Once you have set up your trading signals service, you should start receiving notifications. You may want to check over each live alert before executing a suggested trade, just to ensure that it sits well with you. However, this can reduce your potential profits and maybe even cause you to miss an opportunity altogether, so some choose to forgo this. If you can set up automatic signal execution and trust the alerts, simply sit back and relax.
Most signals will provide information on when you should close the position, whether that be by adding a stop-loss or take-profit or simply a specified number of minutes or hours. However, some firms will send another alert when it is time to close a trade, so keep an eye out for this during active trading hours.
Pros Of Using Trading Signals
- Alleviate some risk
- Ideal for beginners
- Can increase profits
- Reduce labour requirements
- Available for almost all assets
- Can be integrated with platforms to execute automatically
- Does not require knowledge and understanding of charts and analysis
Cons Of Using Trading Signals
- Can be costly
- Software reliant
- Profits not guaranteed
- Lots of scams out there
- Requires trust in the provider
- Reduce personal development and learning
Final Word On Trading Signals
Investing using trading signals can be an advantageous way to realise gains, though it is important to understand that profits are not guaranteed. Signals comprise technical, fundamental and quantitative analysis, which provides predictions and forecasts of how an asset or market is going to move. These predictions sometimes do not materialise and any traders reliant on using them should employ strong risk management systems. There are also many scammers out there looking to prey on inexperienced traders with false signals. However, following the guidelines outlined above should get you started with trading signals in no time with minimal risk.

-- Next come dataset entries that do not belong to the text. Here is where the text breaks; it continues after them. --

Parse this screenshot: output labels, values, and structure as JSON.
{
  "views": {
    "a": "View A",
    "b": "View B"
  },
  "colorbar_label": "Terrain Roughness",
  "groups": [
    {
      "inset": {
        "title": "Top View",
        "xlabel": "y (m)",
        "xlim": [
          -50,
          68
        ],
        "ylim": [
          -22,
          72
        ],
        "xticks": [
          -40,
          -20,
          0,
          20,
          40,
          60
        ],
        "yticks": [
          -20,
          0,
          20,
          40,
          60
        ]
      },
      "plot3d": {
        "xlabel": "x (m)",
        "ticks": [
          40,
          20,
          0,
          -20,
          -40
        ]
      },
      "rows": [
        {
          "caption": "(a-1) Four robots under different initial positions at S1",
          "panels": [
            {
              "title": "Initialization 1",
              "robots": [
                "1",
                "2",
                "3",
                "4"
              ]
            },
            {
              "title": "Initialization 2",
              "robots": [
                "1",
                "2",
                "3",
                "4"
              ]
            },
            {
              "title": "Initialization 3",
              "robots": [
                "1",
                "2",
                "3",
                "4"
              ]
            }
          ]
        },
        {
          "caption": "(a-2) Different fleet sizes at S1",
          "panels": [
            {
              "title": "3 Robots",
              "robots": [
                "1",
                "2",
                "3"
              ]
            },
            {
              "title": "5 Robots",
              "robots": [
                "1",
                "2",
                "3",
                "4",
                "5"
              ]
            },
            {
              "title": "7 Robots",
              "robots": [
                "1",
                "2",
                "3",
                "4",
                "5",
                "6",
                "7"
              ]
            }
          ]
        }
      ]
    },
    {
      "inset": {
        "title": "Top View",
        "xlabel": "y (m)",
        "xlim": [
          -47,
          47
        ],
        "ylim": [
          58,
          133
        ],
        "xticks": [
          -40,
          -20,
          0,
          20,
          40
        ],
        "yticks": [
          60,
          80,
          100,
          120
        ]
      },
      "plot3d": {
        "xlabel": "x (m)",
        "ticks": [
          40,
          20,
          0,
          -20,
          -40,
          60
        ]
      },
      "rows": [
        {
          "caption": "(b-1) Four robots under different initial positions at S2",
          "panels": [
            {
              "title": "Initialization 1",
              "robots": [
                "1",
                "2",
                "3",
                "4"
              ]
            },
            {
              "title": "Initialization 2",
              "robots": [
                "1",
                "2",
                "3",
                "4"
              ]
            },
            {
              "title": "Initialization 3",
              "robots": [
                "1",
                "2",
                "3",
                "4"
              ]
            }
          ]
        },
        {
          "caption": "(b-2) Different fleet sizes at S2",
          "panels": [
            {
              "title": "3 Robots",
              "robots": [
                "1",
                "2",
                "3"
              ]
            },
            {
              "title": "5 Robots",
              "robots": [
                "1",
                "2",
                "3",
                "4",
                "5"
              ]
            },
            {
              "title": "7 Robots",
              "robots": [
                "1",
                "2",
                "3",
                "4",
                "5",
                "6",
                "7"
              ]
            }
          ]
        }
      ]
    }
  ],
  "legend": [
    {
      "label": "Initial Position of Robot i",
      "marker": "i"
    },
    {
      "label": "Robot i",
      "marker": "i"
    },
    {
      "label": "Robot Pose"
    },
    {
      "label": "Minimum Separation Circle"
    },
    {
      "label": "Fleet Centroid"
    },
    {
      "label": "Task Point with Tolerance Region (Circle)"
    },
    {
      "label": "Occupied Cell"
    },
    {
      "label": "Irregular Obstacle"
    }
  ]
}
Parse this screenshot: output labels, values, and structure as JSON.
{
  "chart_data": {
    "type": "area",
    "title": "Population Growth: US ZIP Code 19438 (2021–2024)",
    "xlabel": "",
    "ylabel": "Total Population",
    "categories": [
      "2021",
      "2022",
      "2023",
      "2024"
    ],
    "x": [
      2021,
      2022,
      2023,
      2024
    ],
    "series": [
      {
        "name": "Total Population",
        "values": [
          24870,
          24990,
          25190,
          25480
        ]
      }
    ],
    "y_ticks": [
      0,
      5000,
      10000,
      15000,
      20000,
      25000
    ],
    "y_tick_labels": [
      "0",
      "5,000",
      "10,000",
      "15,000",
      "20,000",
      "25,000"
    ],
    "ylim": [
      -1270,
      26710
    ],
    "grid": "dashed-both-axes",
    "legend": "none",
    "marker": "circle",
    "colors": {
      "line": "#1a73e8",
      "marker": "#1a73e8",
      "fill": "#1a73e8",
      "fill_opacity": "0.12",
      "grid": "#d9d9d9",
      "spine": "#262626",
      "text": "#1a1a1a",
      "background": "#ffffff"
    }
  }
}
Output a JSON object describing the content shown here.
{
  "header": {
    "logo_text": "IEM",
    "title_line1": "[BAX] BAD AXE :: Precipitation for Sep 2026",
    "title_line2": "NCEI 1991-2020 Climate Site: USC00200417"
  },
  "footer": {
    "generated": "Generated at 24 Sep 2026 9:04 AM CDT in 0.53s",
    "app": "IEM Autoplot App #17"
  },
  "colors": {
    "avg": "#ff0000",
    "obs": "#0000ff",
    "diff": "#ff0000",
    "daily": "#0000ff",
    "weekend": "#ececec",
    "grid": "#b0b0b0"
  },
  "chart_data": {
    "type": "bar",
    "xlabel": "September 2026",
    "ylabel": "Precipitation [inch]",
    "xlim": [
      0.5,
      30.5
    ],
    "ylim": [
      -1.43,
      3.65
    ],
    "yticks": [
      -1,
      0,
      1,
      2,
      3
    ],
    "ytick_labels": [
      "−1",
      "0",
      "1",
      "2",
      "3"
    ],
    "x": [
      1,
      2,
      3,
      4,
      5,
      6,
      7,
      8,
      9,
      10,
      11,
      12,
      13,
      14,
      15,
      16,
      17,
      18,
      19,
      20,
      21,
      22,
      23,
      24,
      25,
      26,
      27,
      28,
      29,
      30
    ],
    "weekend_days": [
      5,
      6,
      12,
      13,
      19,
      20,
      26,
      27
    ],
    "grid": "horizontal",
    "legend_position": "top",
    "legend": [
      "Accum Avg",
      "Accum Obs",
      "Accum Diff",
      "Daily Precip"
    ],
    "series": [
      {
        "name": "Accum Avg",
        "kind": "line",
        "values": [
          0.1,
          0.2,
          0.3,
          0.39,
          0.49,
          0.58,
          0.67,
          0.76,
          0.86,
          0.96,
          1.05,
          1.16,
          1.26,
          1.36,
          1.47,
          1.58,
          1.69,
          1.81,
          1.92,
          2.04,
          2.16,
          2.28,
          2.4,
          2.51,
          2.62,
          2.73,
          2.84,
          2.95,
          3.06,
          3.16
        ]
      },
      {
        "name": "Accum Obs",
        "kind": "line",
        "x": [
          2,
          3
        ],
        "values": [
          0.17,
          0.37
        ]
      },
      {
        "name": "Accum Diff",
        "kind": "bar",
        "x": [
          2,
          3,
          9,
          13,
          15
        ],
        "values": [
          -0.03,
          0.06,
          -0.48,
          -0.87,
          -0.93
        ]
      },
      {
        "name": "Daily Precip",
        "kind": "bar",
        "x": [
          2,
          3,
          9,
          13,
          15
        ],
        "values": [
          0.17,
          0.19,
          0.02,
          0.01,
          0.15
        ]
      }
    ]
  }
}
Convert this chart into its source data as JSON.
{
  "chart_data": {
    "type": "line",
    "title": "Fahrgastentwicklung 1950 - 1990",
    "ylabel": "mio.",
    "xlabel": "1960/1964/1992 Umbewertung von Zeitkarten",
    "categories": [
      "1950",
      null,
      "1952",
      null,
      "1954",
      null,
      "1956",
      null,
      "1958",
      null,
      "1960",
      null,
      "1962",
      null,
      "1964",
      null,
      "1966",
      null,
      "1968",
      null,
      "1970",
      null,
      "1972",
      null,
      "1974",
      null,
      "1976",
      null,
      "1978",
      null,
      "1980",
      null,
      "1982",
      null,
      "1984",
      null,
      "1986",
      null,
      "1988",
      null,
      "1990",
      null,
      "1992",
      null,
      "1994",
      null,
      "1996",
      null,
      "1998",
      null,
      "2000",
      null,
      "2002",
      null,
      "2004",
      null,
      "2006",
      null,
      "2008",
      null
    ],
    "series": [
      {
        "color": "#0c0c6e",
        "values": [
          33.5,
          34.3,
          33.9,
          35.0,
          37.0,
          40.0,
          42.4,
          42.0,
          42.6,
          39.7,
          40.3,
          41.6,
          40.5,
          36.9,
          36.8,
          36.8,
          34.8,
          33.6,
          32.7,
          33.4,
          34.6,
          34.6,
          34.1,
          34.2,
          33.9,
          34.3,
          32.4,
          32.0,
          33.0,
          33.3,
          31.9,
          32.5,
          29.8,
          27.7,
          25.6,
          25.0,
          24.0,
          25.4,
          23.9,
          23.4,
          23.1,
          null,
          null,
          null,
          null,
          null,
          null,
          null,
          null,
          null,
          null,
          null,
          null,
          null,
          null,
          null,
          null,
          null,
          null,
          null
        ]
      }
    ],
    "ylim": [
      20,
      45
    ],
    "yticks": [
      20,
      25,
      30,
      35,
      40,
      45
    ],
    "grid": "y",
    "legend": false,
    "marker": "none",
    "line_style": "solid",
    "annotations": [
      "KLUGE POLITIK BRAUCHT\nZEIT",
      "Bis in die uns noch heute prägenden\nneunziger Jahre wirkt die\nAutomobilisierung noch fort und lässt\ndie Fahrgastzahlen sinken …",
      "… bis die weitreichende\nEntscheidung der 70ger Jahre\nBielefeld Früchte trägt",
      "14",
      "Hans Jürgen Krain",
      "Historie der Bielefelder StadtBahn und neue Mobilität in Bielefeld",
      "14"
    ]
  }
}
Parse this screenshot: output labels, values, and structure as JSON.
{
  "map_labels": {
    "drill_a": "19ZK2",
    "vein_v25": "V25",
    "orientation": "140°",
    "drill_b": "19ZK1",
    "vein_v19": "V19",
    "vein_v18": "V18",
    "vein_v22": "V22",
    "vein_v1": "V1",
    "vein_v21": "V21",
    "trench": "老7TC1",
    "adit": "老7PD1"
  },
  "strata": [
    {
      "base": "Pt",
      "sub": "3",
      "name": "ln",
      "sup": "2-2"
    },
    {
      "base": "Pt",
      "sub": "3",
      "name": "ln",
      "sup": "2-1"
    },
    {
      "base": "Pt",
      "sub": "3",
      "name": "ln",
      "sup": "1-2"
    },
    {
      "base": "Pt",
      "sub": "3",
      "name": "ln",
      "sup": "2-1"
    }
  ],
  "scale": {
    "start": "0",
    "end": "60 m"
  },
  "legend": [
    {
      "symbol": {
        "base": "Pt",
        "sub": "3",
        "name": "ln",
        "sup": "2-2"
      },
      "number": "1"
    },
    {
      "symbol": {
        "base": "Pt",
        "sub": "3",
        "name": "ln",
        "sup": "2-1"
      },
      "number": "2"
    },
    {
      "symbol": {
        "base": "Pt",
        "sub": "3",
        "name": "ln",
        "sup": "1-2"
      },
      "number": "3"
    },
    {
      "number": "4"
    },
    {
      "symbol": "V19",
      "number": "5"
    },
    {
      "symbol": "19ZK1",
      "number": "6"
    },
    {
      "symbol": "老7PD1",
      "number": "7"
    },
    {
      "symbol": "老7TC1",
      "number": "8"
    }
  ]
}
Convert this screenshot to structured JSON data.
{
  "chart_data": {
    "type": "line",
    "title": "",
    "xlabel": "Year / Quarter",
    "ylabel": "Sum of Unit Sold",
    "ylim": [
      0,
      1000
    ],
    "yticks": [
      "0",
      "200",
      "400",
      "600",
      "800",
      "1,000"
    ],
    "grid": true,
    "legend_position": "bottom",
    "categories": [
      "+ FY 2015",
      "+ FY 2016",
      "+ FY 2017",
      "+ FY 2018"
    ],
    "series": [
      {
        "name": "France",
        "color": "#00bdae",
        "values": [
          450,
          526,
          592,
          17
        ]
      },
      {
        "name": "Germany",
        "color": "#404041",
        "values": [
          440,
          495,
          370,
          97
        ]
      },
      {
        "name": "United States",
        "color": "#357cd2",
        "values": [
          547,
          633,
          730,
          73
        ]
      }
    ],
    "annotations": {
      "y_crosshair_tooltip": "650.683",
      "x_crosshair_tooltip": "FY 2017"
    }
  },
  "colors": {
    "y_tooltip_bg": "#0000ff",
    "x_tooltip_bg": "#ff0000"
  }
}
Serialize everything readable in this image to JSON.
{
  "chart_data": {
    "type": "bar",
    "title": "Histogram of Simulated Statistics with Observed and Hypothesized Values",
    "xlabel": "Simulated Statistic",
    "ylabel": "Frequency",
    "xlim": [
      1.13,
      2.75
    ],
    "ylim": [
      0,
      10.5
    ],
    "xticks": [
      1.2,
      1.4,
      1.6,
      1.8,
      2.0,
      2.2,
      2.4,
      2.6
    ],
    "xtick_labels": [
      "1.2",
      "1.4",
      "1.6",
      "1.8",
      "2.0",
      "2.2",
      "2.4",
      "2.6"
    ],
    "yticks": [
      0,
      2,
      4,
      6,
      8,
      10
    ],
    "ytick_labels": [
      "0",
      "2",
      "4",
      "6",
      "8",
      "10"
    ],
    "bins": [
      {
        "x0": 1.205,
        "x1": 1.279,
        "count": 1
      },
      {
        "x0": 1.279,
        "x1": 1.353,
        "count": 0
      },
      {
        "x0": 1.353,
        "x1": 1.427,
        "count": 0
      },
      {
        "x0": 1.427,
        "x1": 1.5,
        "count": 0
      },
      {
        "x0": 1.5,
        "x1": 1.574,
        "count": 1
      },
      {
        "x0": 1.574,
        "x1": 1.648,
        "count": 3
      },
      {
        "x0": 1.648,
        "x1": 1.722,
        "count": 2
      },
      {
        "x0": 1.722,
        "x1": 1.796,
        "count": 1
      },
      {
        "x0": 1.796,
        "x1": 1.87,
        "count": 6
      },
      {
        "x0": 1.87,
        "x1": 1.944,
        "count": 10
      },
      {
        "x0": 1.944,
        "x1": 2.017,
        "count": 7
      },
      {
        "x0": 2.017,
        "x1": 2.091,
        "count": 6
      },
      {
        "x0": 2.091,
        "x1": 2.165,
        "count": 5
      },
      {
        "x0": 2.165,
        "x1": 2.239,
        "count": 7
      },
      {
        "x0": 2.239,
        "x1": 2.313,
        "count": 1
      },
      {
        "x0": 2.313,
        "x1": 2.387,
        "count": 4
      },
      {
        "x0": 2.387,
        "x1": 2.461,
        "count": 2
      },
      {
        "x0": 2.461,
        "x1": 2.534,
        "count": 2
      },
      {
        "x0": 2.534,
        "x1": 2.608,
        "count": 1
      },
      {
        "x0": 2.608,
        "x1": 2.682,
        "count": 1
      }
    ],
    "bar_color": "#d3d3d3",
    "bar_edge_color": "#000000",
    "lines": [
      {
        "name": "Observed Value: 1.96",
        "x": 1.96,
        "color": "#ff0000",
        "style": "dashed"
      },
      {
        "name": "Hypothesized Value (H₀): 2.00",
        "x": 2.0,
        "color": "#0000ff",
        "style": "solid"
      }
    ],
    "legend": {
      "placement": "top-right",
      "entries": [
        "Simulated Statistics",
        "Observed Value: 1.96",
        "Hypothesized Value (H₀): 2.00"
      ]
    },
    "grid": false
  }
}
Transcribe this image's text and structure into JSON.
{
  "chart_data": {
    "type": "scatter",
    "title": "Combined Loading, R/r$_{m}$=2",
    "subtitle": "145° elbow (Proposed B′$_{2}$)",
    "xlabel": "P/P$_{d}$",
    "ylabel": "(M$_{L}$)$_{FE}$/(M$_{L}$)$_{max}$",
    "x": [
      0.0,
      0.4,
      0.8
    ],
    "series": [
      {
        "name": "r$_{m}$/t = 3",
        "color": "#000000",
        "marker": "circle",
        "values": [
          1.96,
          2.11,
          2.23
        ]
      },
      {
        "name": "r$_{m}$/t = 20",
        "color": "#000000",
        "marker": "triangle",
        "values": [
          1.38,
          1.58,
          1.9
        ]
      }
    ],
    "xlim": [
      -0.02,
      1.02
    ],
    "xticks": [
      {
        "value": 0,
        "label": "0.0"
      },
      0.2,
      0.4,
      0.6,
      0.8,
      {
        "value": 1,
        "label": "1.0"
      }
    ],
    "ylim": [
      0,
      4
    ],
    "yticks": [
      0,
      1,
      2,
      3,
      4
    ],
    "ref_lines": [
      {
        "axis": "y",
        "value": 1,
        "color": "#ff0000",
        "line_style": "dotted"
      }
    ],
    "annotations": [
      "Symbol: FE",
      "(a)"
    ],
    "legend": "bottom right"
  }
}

Are Trading Signals Legal?
In most countries, trading signals are legal and can be offered by a broker or specialist without the requirement of a licence or regulation. It is important to note that providers are simply offering recommendations to invest and are not providing financial advice.
Are Trading Signals Worth It?
Using signals from a reputable provider with a high reported success rate could be worth it if profits are returned. However, this is never guaranteed. Still, providers with good past performance, lots of positive reviews and low costs will likely be more worthwhile than others.
Are Trading Signals Legit?
Most trading signals are legitimate and offered by trustworthy sources. However, there are many firms out there that look to scam unwary traders. The best way to assure yourself that a provider is legit is through customer reviews and historical performance.
Do Trading Signals Work?
No trading signals work 100% of the time. If a company is claiming this, run and do not look back. While the market is unpredictable, many providers offer better than average returns and are more often than not successful. However, you never know what will happen and analytically-focused strategies can be shocked by sudden political events. A prime example of this was when during Donald Trump’s presidency, oil analysts would have spent years researching how the price of the commodity is expected to move, providing signals that match that analysis. However, one negative tweet about an oil-providing country and the market would react, changing the price and negating years of an analyst’s research.
Can I Get Trading Signals For Cryptos?
Yes. Trading signals are rife and available for almost any market you can think of. Some providers will specialise in a certain asset type, such as cryptos or forex, while others offer a range that spans several industries, countries and markets.